About this Event
Our individual, collective and organisational actions are driven by the stories we tell ourselves, the narratives that underlie and form our priorities, values and behaviours. This series of webinars explores our stories and how the current, dominant human story is driving climate and ecological collapse while putting the future of humanity at risk. We introduce the principles that might form a new collective story where humans and nature are able to flourish together, and where we are far more likely to achieve the SDGs that would transform our world for the better.
Evening online Conversations with:
Dr Tony Whitbread – Ecologist, President of the Sussex Wildlife Trust
Paul Hannam MA FRSA – International Author, Speaker and Environmentalist
Hosted by former BBC presenter Jane Mote
Facilitated by Viviane Doussy
We will have a live audience, so turn your camera on, your Zoom, grab a cuppa or a glass of wine, and join us live!
Webinar 1
The need for a new human story
The current human story is deeply flawed; it is toxic and destructive. This webinar will show how our current trajectory for humanity is unsustainable. The trend for the UN Sustainable Development Goals that relate to our ecological boundaries is accelerating and in the wrong direction. Climate collapse (SDG 13) is taking our environment beyond the boundaries that support civilisation. We are also in the world’s 6th mass extinction, this one caused by human actions and leading to ecosystem collapse which in turn threatens our life support systems (SDGs 14 and 15).
Beyond the environment, we are also suffering from a dysfunctional and corrosive global system characterised by predatory capitalism, gross inequity, systemic racism and extreme nationalism. Many of the SDGs relate to society, equity and poverty. These fail to reach the basic social foundation for much of the population.
Thus, our current human story underpins an approach that is both taking humanity past the ability of the earth to support us and at the same time failing to achieve basic health and well-being for much of the population (Ref SDGs 3 and 6).
Webinar 1 will include a short UN film on humanity and nature
Webinar 2
We are citizens not consumers
The push to consume is driving our relentless pressure on the natural world. Currently we value consumption as the defining characteristic of what it is to be human. This fails us both ecologically and psychologically. This webinar proposes that favouring citizenship over consumption will emphasise values that are more inherently human and drive a better relationship with nature. Contribution, empathy, community and cherishing nature are all characteristics that have blossomed during the COVID lockdown – exposing the presumption that humans are selfish consumers as a myth.
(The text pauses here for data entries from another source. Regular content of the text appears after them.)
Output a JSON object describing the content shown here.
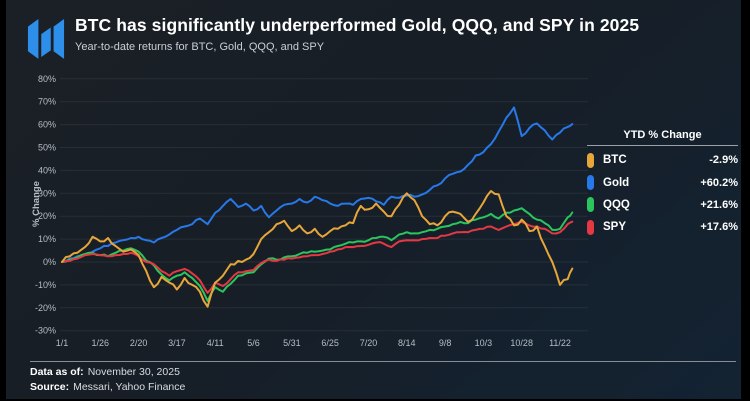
{
  "header": {
    "title": "BTC has significantly underperformed Gold, QQQ, and SPY in 2025",
    "subtitle": "Year-to-date returns for BTC, Gold, QQQ, and SPY"
  },
  "legend": {
    "header": "YTD % Change",
    "items": [
      {
        "name": "BTC",
        "value": "-2.9%",
        "color": "#E7A63A"
      },
      {
        "name": "Gold",
        "value": "+60.2%",
        "color": "#2778E8"
      },
      {
        "name": "QQQ",
        "value": "+21.6%",
        "color": "#2BC55E"
      },
      {
        "name": "SPY",
        "value": "+17.6%",
        "color": "#E43843"
      }
    ]
  },
  "footer": {
    "data_as_of_label": "Data as of:",
    "data_as_of_value": "November 30, 2025",
    "source_label": "Source:",
    "source_value": "Messari, Yahoo Finance"
  },
  "colors": {
    "background_top": "#1b2026",
    "background_bottom": "#132333",
    "logo_blue": "#2e8fea",
    "grid": "rgba(255,255,255,0.07)",
    "tick_text": "#b6bdc5"
  },
  "chart_data": {
    "type": "line",
    "title": "BTC has significantly underperformed Gold, QQQ, and SPY in 2025",
    "subtitle": "Year-to-date returns for BTC, Gold, QQQ, and SPY",
    "xlabel": "",
    "ylabel": "% Change",
    "ylim": [
      -30,
      80
    ],
    "grid": "horizontal",
    "legend_position": "right",
    "x_unit": "day_of_year_2025",
    "x_ticks": [
      {
        "day": 0,
        "label": "1/1"
      },
      {
        "day": 25,
        "label": "1/26"
      },
      {
        "day": 50,
        "label": "2/20"
      },
      {
        "day": 75,
        "label": "3/17"
      },
      {
        "day": 100,
        "label": "4/11"
      },
      {
        "day": 125,
        "label": "5/6"
      },
      {
        "day": 150,
        "label": "5/31"
      },
      {
        "day": 175,
        "label": "6/25"
      },
      {
        "day": 200,
        "label": "7/20"
      },
      {
        "day": 225,
        "label": "8/14"
      },
      {
        "day": 250,
        "label": "9/8"
      },
      {
        "day": 275,
        "label": "10/3"
      },
      {
        "day": 300,
        "label": "10/28"
      },
      {
        "day": 325,
        "label": "11/22"
      }
    ],
    "y_ticks": [
      {
        "value": 80,
        "label": "80%"
      },
      {
        "value": 70,
        "label": "70%"
      },
      {
        "value": 60,
        "label": "60%"
      },
      {
        "value": 50,
        "label": "50%"
      },
      {
        "value": 40,
        "label": "40%"
      },
      {
        "value": 30,
        "label": "30%"
      },
      {
        "value": 20,
        "label": "20%"
      },
      {
        "value": 10,
        "label": "10%"
      },
      {
        "value": 0,
        "label": "0%"
      },
      {
        "value": -10,
        "label": "-10%"
      },
      {
        "value": -20,
        "label": "-20%"
      },
      {
        "value": -30,
        "label": "-30%"
      }
    ],
    "days": [
      0,
      5,
      10,
      15,
      20,
      25,
      30,
      35,
      40,
      45,
      50,
      55,
      60,
      65,
      70,
      75,
      80,
      85,
      90,
      95,
      100,
      105,
      110,
      115,
      120,
      125,
      130,
      135,
      140,
      145,
      150,
      155,
      160,
      165,
      170,
      175,
      180,
      185,
      190,
      195,
      200,
      205,
      210,
      215,
      220,
      225,
      230,
      235,
      240,
      245,
      250,
      255,
      260,
      265,
      270,
      275,
      280,
      285,
      290,
      295,
      300,
      305,
      310,
      315,
      320,
      325,
      330,
      333
    ],
    "series": [
      {
        "name": "BTC",
        "color": "#E7A63A",
        "final_label": "-2.9%",
        "values": [
          0,
          2.5,
          4,
          6.5,
          11,
          9,
          10.5,
          7,
          4.5,
          5.5,
          3,
          -4,
          -11,
          -6.5,
          -9,
          -12,
          -7,
          -10,
          -13,
          -19.5,
          -9,
          -6,
          -1,
          0.5,
          1,
          3.5,
          10,
          13,
          16.5,
          18,
          13.5,
          16,
          12.5,
          14.5,
          11,
          13.5,
          14.5,
          16,
          17,
          24.5,
          23,
          25.5,
          22,
          20,
          25,
          30,
          27,
          20,
          16.5,
          16,
          20,
          22,
          21,
          17.5,
          21,
          26,
          31,
          29.5,
          20,
          16,
          18.5,
          13.5,
          15.5,
          7,
          0,
          -10,
          -7.5,
          -2.9
        ]
      },
      {
        "name": "Gold",
        "color": "#2778E8",
        "final_label": "+60.2%",
        "values": [
          0,
          1.5,
          2.5,
          3,
          4.5,
          6,
          7,
          8.5,
          9.5,
          10.5,
          11,
          9.5,
          8.5,
          10.5,
          12,
          14,
          15.5,
          16.5,
          19,
          16.5,
          21.5,
          24.5,
          27.5,
          24,
          25.5,
          22.5,
          24.5,
          19.5,
          22.5,
          25,
          25.5,
          27.5,
          26,
          28.5,
          27,
          25.5,
          24.5,
          25.5,
          25,
          27.5,
          28,
          26.5,
          25,
          28.5,
          28,
          29,
          28.5,
          29.5,
          31.5,
          33.5,
          36.5,
          38.5,
          39.5,
          42.5,
          46.5,
          48,
          51.5,
          57,
          63,
          67.5,
          55,
          58.5,
          60.5,
          57.5,
          53.5,
          56.5,
          59,
          60.2
        ]
      },
      {
        "name": "QQQ",
        "color": "#2BC55E",
        "final_label": "+21.6%",
        "values": [
          0,
          1,
          2,
          3.5,
          4,
          3,
          2.5,
          4,
          5,
          6,
          4.5,
          0.5,
          -1.5,
          -5.5,
          -8,
          -6,
          -4.5,
          -7,
          -10.5,
          -17,
          -11,
          -13,
          -9.5,
          -6,
          -5,
          -4.5,
          -1,
          1.5,
          1,
          2,
          2.5,
          3.5,
          4,
          4.5,
          5,
          5.5,
          7,
          8,
          8.5,
          9,
          9.5,
          10.5,
          11,
          9.5,
          12,
          13,
          12.5,
          13,
          14,
          14.5,
          15.5,
          16.5,
          17.5,
          17,
          18.5,
          19.5,
          21,
          19,
          21.5,
          22.5,
          23.5,
          21,
          18.5,
          17,
          14,
          14.5,
          19.5,
          21.6
        ]
      },
      {
        "name": "SPY",
        "color": "#E43843",
        "final_label": "+17.6%",
        "values": [
          0,
          0.5,
          1.5,
          3,
          3.5,
          3,
          2.5,
          3,
          3.5,
          4,
          2.5,
          0,
          -1,
          -4,
          -6,
          -4,
          -3,
          -5,
          -8,
          -13.5,
          -9,
          -10.5,
          -7.5,
          -4.5,
          -4,
          -3.5,
          -0.5,
          1,
          0.5,
          1,
          1.5,
          2,
          2.5,
          3,
          3.5,
          4.5,
          5.5,
          6.5,
          6.5,
          7,
          7.5,
          8.5,
          8,
          6.5,
          9,
          9.5,
          9.5,
          10,
          10.5,
          10.5,
          11.5,
          12.5,
          13,
          13,
          14,
          14.5,
          15.5,
          14,
          15.5,
          16.5,
          17.5,
          16,
          15.5,
          14.5,
          12.5,
          13,
          16.5,
          17.6
        ]
      }
    ]
  }
}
We now have a unique opportunity to challenge the story of humans as selfish consumers, and encourage the behavioural changes that will enable us to prevent climate and ecological breakdown
Webinar 2 will include a short UN film on humanity and nature
Webinar 3
Change our relationship with nature from exploitation to regeneration
This webinar will include a message by the UN Secretary General, Antonio Guterres (pre-recorded)
Infinite consumption in a finite world is impossible. Furthermore, environmental damage is so advanced that society must develop a narrative that positively supports regenerative nature (rather than simply damage it less). Regenerating nature must now become the primary aim of human activity, regenerating the life support processes on which we all depend. Our approach to life on land (SDG 15) and life below water (SDG 14) must now move to rebuilding, restoration, and regeneration. Climate action (SDG 13) now needs to reverse the climate breakdown that threatens human civilisation. We require not only urgent zero carbon emissions but the regeneration of ecosystems that actively sequester carbon.
To support this we need the economic models (SDGs 7, 8 and 9), local application (SDGs 11 and 12), global mindset and governance (SDGs 16 and 17) to deliver it.
But underpinning all of this is a narrative for what it means to be human. A society that accepts our better nature will move away from acquisitive growth models as sole measures of success and towards a dashboard of measures, based on the SDGs.
When you cultivate your better nature, you will flourish, and nature will flourish. You will be happier, more fulfilled and live more simply and consciously, and you will be confident that your life is mutually beneficial with nature.